Monday, July 26, 2010

Frames, constructs and the log

Some time has passed. My ideas of the internal representation of natural language have changed. Here are the new ones.

Every word in the input is taken as a whole and all the information about it is stored in a single frame. The frame may have different aspects: morphological, syntactic, semantic, discourse, etc. The aspect names are called roles, the objects corresponding to these roles are called constructs.

The lexical ambiguities are handled frame-internally. In case it's syntactically ambiguous, it has several possible syntactic constructs. A polysemous word may have different semantic constructs. The frame should eventually choose one construct for each role, and the chosen constructs have not to contradict with each other. Here's how a frame for the famously ambiguous bank could look like:
Once frames with embedded constructs appear in the model, they remain activated for some time and may perform various actions. They may add constructs to their own or another frame. They may establish links to constructs of other roles in the same frame. Or they may create connections to other frames.

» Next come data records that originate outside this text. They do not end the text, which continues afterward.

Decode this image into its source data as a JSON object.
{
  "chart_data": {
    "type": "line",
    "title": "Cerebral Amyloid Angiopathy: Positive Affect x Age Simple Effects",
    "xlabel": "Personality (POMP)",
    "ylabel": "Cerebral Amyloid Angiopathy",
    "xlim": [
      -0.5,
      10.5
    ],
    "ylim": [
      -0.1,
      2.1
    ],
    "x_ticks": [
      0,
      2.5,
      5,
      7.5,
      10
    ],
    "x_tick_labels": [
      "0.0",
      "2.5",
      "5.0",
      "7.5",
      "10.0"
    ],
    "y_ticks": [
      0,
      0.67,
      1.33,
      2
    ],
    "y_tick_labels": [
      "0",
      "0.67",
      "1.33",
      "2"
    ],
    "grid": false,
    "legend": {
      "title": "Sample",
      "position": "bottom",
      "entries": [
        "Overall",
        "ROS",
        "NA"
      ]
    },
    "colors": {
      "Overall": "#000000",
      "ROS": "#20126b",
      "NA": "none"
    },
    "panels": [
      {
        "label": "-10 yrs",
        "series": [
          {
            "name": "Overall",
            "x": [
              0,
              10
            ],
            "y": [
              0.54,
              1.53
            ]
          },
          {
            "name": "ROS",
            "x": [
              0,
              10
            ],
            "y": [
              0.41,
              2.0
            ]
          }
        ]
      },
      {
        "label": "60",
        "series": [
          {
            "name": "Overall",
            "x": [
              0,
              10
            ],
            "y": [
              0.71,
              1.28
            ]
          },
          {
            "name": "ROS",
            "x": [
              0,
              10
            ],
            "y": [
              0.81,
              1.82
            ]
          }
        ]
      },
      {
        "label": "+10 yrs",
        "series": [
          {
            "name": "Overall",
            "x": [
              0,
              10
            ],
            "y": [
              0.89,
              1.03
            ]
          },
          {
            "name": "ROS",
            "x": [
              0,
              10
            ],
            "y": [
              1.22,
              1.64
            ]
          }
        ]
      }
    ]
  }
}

Establishing a connection between frames means creating a new frame whose child frames are the ones that are connected. The new frame may also have several aspects. For example, in the usual John loves Mary two extra frames are created to link the predicate with the subject and the object respectively. These frames host two constructs both: one representing syntactic relation, another - semantic one (in experiencer, state and theme terms):
As I've already stated, not only the final structure is important, but also the sequence in which it was constructed. For this, a simple program-like log can be used:

frame: syn=noun, sem=JOHN
frame: syn=verb;transitive, sem=love
frame ^2 ^1: syn=subject+predicate, sem=experiencer+state
frame: syn=noun, sem=MARY
frame ^3 ^1: syn=predicate+object, sem=state+object

Each line here talks about some new frame. The frame's children are referred to as ^x where x is how many lines back was the one talking about the mentioned frame. ^1 means the previous line, ^2 - the one before the previous. When a frame is created, it has no aspects. Their subsequent assignments are reflected in the log.

This log reflects the dynamics of the parsing process and can thus be used in the applications where the order of operations is important, like machine translation.